Potrebbe sbloccarsi a breve la vertenza relativa all’affidamento del servizio di trasporto pubblico locale su gomma nel territorio periferico, sino a oggi gestito da Roma Tpl in proroga, con tutte le problematiche e i disservizi per i cittadini. Trotta Bus Services, esclusa dalla gara per l’affidamento dei due lotti all’ultimo minuto per "mancanza di requisiti in merito alla trasparenza”, e Busitalia, la controllata di Ferrovie dello Stato, che si era classificata seconda, hanno rinunciato al giudizio, il che significa che il Comune potrà presto procedere con l’affidamento definitivo.

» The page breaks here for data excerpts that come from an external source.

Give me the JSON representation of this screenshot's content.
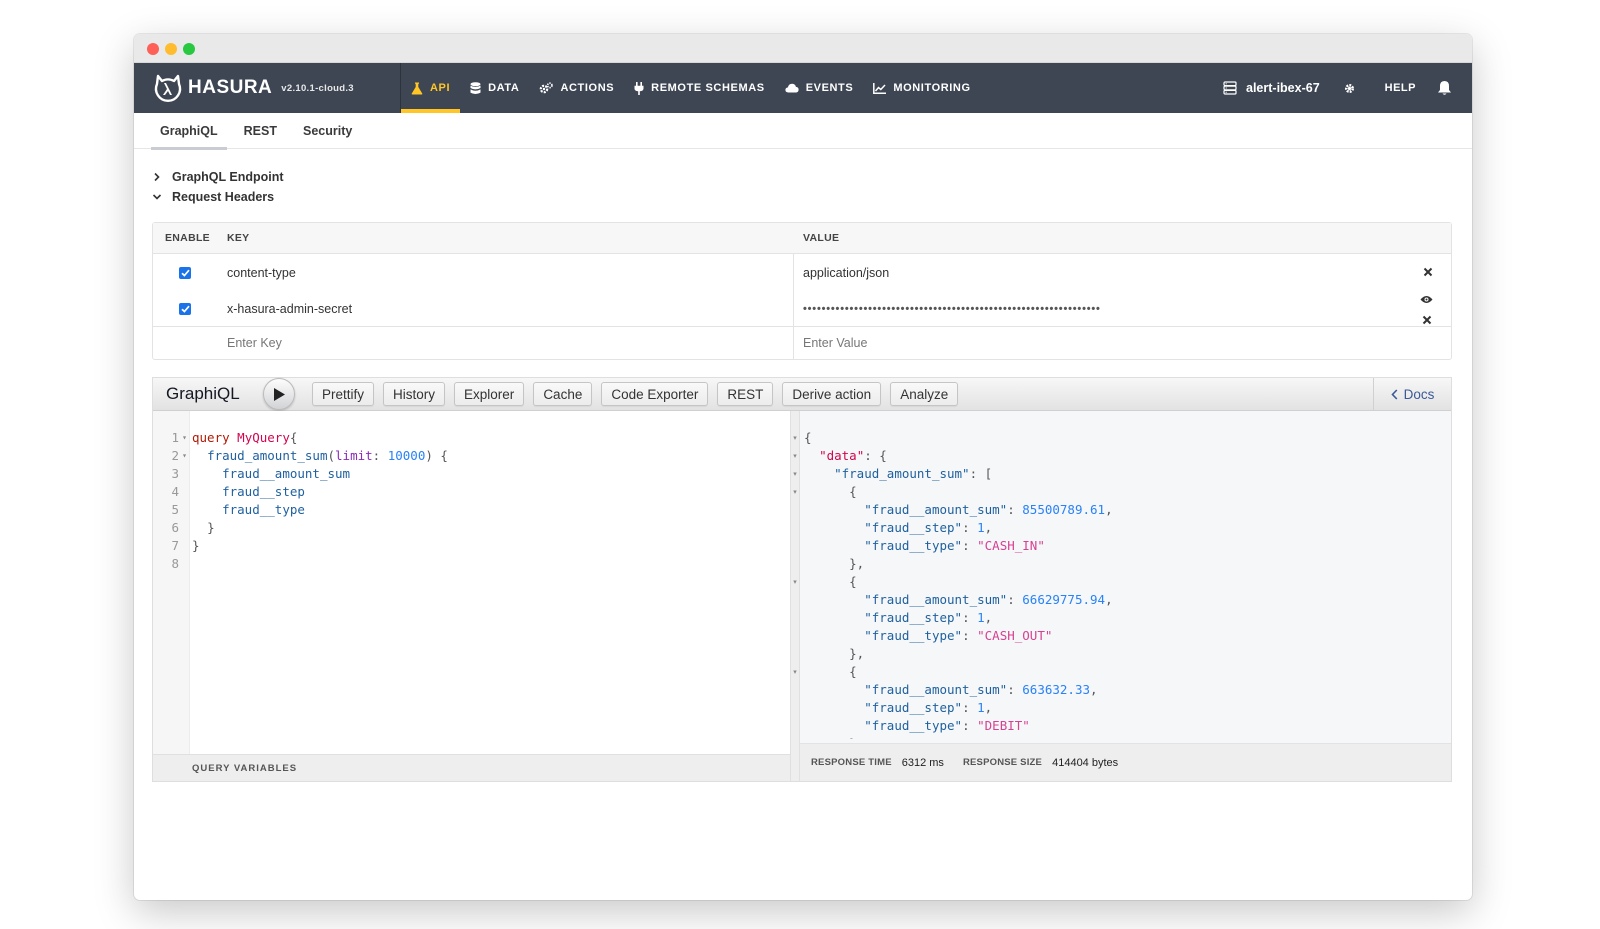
{
  "window": {
    "traffic_lights": [
      "close",
      "minimize",
      "zoom"
    ]
  },
  "navbar": {
    "brand": "HASURA",
    "version": "v2.10.1-cloud.3",
    "items": [
      {
        "label": "API",
        "icon": "flask-icon",
        "active": true
      },
      {
        "label": "DATA",
        "icon": "database-icon"
      },
      {
        "label": "ACTIONS",
        "icon": "cogs-icon"
      },
      {
        "label": "REMOTE SCHEMAS",
        "icon": "plug-icon"
      },
      {
        "label": "EVENTS",
        "icon": "cloud-icon"
      },
      {
        "label": "MONITORING",
        "icon": "chart-icon"
      }
    ],
    "project": "alert-ibex-67",
    "help": "HELP",
    "accent": "#ffc626",
    "background": "#3e4654"
  },
  "subtabs": [
    {
      "label": "GraphiQL",
      "active": true
    },
    {
      "label": "REST"
    },
    {
      "label": "Security"
    }
  ],
  "collapsibles": [
    {
      "label": "GraphQL Endpoint",
      "expanded": false
    },
    {
      "label": "Request Headers",
      "expanded": true
    }
  ],
  "headers_table": {
    "columns": {
      "enable": "ENABLE",
      "key": "KEY",
      "value": "VALUE"
    },
    "rows": [
      {
        "enabled": true,
        "key": "content-type",
        "value": "application/json"
      },
      {
        "enabled": true,
        "key": "x-hasura-admin-secret",
        "value": "••••••••••••••••••••••••••••••••••••••••••••••••••••••••••••••••"
      }
    ],
    "new_row": {
      "key_placeholder": "Enter Key",
      "value_placeholder": "Enter Value"
    }
  },
  "graphiql": {
    "title": "GraphiQL",
    "toolbar": [
      "Prettify",
      "History",
      "Explorer",
      "Cache",
      "Code Exporter",
      "REST",
      "Derive action",
      "Analyze"
    ],
    "docs": "Docs",
    "query_variables": "QUERY VARIABLES",
    "query_lines": [
      "query MyQuery{",
      "  fraud_amount_sum(limit: 10000) {",
      "    fraud__amount_sum",
      "    fraud__step",
      "    fraud__type",
      "  }",
      "}",
      ""
    ],
    "result_lines": [
      "{",
      "  \"data\": {",
      "    \"fraud_amount_sum\": [",
      "      {",
      "        \"fraud__amount_sum\": 85500789.61,",
      "        \"fraud__step\": 1,",
      "        \"fraud__type\": \"CASH_IN\"",
      "      },",
      "      {",
      "        \"fraud__amount_sum\": 66629775.94,",
      "        \"fraud__step\": 1,",
      "        \"fraud__type\": \"CASH_OUT\"",
      "      },",
      "      {",
      "        \"fraud__amount_sum\": 663632.33,",
      "        \"fraud__step\": 1,",
      "        \"fraud__type\": \"DEBIT\"",
      "      }"
    ],
    "response": {
      "time_label": "RESPONSE TIME",
      "time_value": "6312 ms",
      "size_label": "RESPONSE SIZE",
      "size_value": "414404 bytes"
    }
  }
}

Le due società aveva presentato ricorso a maggio, circa un mese e mezzo dopo l’annuncio, da parte del Campidoglio, dell’affidamento dei due lotti del servizio alla rete temporanea di imprese formata da Autoservizi Troiani srl e Società Autolinee Pubbliche e alla rete temporanea di imprese formata da Bus International Service srl e Autoservizi Tuscia. La nuova aggiudicazione, molto attesa e annunciata con grande soddisfazione dall’assessorato alla Mobilità, era stata congelata almeno sino al 31 ottobre 2023 per i due ricorsi presentati al Tar da Trotta Bus Services e da Busitalia. 

Il servizio di trasporto pubblico periferico è rimasto dunque in gestione alla problematica Roma Tpl, con una proroga al 31 ottobre in attesa del giudizio del Tar. Nei giorni scorsi, il (gradito) colpo di scena: fonti vicine al Campidoglio hanno confermato che le due ricorrenti hanno rinunciato, e che l’iter di affidamento può dunque riprendere dove si era fermato. 

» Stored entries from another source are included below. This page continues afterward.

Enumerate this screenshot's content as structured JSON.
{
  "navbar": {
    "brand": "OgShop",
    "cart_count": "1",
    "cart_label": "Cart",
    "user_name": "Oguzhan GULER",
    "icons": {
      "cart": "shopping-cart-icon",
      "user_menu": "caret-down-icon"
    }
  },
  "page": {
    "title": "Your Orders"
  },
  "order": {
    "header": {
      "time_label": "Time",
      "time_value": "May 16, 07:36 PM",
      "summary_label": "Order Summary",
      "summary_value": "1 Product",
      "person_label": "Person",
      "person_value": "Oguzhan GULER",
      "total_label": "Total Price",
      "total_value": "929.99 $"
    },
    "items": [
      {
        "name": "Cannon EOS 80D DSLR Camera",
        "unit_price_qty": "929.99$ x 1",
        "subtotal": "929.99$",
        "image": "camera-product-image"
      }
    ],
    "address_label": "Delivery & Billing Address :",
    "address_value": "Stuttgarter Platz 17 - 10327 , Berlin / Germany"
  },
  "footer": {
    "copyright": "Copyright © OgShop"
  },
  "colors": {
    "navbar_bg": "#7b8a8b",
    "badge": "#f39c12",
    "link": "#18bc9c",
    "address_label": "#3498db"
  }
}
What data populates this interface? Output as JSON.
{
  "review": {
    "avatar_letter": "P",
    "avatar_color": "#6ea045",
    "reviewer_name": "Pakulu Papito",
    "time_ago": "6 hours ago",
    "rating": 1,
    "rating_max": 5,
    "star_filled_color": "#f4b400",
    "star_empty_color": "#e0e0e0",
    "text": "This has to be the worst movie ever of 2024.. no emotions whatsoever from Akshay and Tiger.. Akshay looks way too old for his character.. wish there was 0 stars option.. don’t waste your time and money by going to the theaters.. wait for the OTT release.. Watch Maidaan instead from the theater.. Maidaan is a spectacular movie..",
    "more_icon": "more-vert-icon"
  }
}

Con la rinuncia al giudizio, le due reti temporanee di imprese dovranno ora firmare i contratti con la centrale unica acquisti: i tempi restano ancora incerti, ma lo scoglio più grande - quello amministrativo - sembra ormai alle spalle.

Il tormentato iter per l’affidamento delle linee periferiche

L’assegnazione delle linee periferiche aveva subìto una prima battuta d’arresto a febbraio a causa dell’esclusione della società Trotta Bus Services per "mancanza di requisiti in merito alla trasparenza". A settembre 2022 la società si era aggiudicata il bando relativo al lotto 2 ovest per gestire alcune linee periferiche per tutto il 2023, mentre il lotto 1 Est era stato affidato ad Autoservizi Troiani. Entrambe avrebbero dovuto subentrare a Roma Tpl, che dal 2014 ha in gestione il servizio e che continua a farlo dal 2018 con proroghe annuali, in forza di un bando che, per diversi motivi, non ha mai trovato aggiudicazione. 

Le verifiche condotte su Trotta, però, avevano portato alla luce un’annotazione nel casellario delle imprese dell’Anac, cui si sono aggiunte una serie di segnalazioni relative a presunte irregolarità nella gestione dei servizi di trasporto, nel pagamento degli stipendi e verso l’Agenzia delle Entrate. A ottobre il dipartimento aveva chiesto proprio all’Agenzia delle Entrate di approfondire i controlli sulla società, ricevendo conferma che nel sistema informativo dell’anagrafe tributaria erano presenti gravi violazioni. A metà marzo la notizia che, dopo l’esclusione di Trotta, il lotto 1 Est restava alla Autoservizi Troiani srl e Società Autolinee Pubbliche, mentre il lotto 2 Ovest veniva assegnato a Bus International Service srl e Autoservizi Tuscia.